How to Enable Private Browsing on Any Device or Browser
Private browsing is one of those features almost every browser offers, yet most people only half-understand what it actually does. Before you use it — or decide whether it's the right tool for a given situation — it helps to know exactly what's happening under the hood.
What Private Browsing Actually Does
When you open a private browsing window (called Incognito in Chrome, Private Window in Firefox and Safari, or InPrivate in Edge), your browser makes a specific set of promises:
- It won't save your browsing history for that session
- It won't store cookies or site data after you close the window
- It won't remember form inputs or passwords entered during that session
- It won't write to your browser cache in a way that persists after closing
That's it. Those are the boundaries. Private browsing is a local, session-based feature — it controls what your own device stores. It does not make you anonymous online, hide your activity from your internet service provider, or prevent websites from identifying you through other means like fingerprinting or login sessions.
This distinction matters because many users enable private mode expecting full anonymity, when the actual use cases it's designed for are more targeted: logging into a second account, browsing without building up local history, or using a shared device without leaving traces.
How to Enable Private Browsing by Browser 🔒
Each major browser has a consistent shortcut and menu path:
| Browser | Platform | Menu Path | Keyboard Shortcut |
|---|---|---|---|
| Chrome (Incognito) | Desktop | Three-dot menu → New Incognito Window | Ctrl+Shift+N / Cmd+Shift+N |
| Firefox | Desktop | Three-line menu → New Private Window | Ctrl+Shift+P / Cmd+Shift+P |
| Safari | macOS | File → New Private Window | Cmd+Shift+N |
| Edge (InPrivate) | Desktop | Three-dot menu → New InPrivate Window | Ctrl+Shift+N |
| Chrome | Android | Three-dot menu → New Incognito Tab | — |
| Safari | iOS | Tab icon → Private | — |
| Firefox | Android | Three-dot menu → New Private Tab | — |
On iOS, Safari's private mode is accessed by tapping the tab switcher icon (the overlapping squares), then tapping Private in the bottom-left corner. On Android, Chrome places the Incognito option directly in the top-right overflow menu.

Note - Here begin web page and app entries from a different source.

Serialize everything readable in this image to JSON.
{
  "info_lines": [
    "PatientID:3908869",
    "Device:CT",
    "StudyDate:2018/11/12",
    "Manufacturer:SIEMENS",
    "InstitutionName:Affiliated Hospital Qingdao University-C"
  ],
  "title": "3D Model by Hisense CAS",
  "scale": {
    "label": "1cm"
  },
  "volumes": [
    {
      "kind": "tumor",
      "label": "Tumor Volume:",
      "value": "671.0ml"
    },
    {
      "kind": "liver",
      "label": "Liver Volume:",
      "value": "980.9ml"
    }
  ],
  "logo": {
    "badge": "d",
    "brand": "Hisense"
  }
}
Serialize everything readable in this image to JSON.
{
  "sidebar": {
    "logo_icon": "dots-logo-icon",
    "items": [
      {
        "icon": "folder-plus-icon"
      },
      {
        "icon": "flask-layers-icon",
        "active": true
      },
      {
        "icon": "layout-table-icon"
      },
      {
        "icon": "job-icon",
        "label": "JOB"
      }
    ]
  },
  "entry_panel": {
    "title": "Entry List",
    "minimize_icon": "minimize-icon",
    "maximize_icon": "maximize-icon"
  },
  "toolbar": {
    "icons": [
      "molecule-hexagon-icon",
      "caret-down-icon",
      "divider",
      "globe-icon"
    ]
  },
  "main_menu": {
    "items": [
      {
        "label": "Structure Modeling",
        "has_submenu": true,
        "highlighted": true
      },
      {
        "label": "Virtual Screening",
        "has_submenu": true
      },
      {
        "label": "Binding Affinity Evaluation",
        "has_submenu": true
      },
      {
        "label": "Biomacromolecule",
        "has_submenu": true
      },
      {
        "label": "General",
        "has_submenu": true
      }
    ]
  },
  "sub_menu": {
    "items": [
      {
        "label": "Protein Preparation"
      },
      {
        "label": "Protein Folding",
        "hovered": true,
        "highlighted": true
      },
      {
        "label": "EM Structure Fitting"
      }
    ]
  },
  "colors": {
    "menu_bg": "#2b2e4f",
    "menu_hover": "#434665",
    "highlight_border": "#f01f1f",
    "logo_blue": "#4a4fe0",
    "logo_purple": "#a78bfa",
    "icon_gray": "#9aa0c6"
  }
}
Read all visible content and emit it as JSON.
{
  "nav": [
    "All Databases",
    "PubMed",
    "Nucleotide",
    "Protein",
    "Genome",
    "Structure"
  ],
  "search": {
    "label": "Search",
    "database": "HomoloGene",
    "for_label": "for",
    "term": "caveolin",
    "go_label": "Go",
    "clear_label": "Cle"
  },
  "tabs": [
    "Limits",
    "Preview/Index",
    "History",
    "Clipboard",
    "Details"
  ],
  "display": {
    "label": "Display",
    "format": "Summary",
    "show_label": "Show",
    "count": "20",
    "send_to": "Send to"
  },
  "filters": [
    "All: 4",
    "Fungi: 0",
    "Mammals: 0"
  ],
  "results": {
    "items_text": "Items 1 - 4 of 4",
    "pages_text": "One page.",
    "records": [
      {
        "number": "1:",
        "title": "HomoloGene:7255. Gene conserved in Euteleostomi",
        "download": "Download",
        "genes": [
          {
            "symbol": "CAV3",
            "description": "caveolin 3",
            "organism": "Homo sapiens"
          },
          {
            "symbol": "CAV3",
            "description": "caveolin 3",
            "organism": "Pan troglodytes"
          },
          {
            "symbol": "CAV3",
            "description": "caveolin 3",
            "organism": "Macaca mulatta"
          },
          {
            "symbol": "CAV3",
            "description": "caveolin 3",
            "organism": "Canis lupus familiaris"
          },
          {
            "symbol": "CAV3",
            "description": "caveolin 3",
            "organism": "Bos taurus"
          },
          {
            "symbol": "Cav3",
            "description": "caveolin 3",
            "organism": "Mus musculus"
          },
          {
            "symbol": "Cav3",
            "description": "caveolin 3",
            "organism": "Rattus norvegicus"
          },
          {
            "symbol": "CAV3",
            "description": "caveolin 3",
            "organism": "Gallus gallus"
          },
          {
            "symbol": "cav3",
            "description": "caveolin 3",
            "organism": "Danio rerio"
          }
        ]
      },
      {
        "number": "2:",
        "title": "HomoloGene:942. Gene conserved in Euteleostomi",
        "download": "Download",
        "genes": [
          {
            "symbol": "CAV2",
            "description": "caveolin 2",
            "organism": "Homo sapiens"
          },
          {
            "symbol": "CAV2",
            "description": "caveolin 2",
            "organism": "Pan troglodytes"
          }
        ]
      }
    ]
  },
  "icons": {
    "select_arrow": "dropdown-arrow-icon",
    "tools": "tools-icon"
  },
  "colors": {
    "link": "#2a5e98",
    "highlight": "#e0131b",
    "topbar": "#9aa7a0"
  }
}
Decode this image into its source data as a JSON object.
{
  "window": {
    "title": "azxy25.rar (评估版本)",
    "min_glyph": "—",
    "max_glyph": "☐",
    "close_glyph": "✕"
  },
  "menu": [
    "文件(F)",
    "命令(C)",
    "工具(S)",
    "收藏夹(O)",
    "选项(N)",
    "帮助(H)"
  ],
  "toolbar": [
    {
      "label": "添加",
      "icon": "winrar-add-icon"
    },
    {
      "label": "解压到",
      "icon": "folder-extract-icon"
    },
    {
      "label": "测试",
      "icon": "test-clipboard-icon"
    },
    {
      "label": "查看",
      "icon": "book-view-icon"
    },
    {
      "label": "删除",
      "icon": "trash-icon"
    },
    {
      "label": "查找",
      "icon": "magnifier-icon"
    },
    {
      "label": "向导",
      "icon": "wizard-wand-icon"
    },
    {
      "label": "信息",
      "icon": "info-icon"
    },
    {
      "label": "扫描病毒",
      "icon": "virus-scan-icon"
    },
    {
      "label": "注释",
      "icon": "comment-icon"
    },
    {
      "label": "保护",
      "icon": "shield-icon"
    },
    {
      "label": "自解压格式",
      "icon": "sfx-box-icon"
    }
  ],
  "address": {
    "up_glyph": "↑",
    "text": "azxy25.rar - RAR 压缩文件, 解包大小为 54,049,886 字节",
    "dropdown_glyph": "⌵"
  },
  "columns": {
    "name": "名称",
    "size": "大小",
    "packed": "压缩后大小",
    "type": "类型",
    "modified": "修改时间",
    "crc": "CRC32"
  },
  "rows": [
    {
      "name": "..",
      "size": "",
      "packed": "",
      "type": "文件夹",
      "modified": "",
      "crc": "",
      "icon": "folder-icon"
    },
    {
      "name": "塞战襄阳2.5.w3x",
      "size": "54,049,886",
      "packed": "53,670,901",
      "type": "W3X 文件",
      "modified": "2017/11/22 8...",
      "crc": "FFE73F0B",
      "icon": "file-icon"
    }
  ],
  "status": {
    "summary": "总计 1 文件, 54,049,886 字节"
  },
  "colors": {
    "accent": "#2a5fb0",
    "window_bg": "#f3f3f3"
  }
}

Setting a Browser to Always Open in Private Mode
If you prefer private browsing as your default, each browser handles this differently:
Chrome doesn't offer a native "always incognito" setting on desktop, though some operating systems let you create a browser shortcut with a --incognito flag appended to the target path. On Android, Chrome has a setting under Privacy and Security → Always open in Incognito mode (availability varies by version).
Firefox goes furthest here — under Settings → Privacy & Security, you can enable Always use private browsing mode, which effectively makes every session private by default.
Safari on iOS remembers your last used tab group, including Private, so it will reopen in private mode if that's where you left off — though this isn't a locked setting.
Edge allows a similar workaround to Chrome using startup flags, or through enterprise/group policy configurations in managed environments.
What Private Browsing Doesn't Protect Against
This is where the gap between expectation and reality tends to be widest:
- Your ISP can still see your traffic. DNS queries and connection metadata are visible regardless of browser mode.
- Your employer or school network can monitor activity at the network level.
- Websites can still identify you if you're logged into an account, or through techniques like browser fingerprinting.
- Downloads and bookmarks persist. Files you download during a private session are saved to your device. Bookmarks you create are kept.
- Extensions may still run. In Chrome, extensions are disabled in Incognito by default, but users can manually enable them — and when they are active, they can observe your session.
For stronger privacy across a network, tools like a VPN (Virtual Private Network) or the Tor Browser operate at a different level entirely, encrypting or routing your traffic rather than just managing local storage.
The Variables That Change How Useful Private Mode Is 🧩
How much private browsing matters to you depends on several converging factors:
Your threat model. Someone trying to keep gift searches hidden from a partner sharing the same laptop has very different needs than someone trying to avoid surveillance on a public network. Private mode solves the first case comfortably. It does almost nothing for the second.
Your device situation. On a personal device you control entirely, private browsing is mostly about local hygiene. On a shared, managed, or public device, its value increases — but so do the limitations, since network-level monitoring still applies.
Which browser you're using. Firefox's private mode, for example, also enables Enhanced Tracking Protection by default in private windows, blocking a wider range of trackers than Chrome's Incognito does out of the box. These differences are meaningful if tracker blocking matters to you.
Extensions and sync settings. If your browser is syncing history across devices through a signed-in account, understanding what does and doesn't sync in private mode is worth checking — especially across platforms where sync behavior may differ.
Operating system. Some OS-level features, like Windows' activity history or macOS Screen Time, can log activity independently of what the browser stores locally.
What private browsing is right for ultimately comes down to which of these layers actually matters in your specific situation — and whether browser-level local storage is the layer you actually need to address.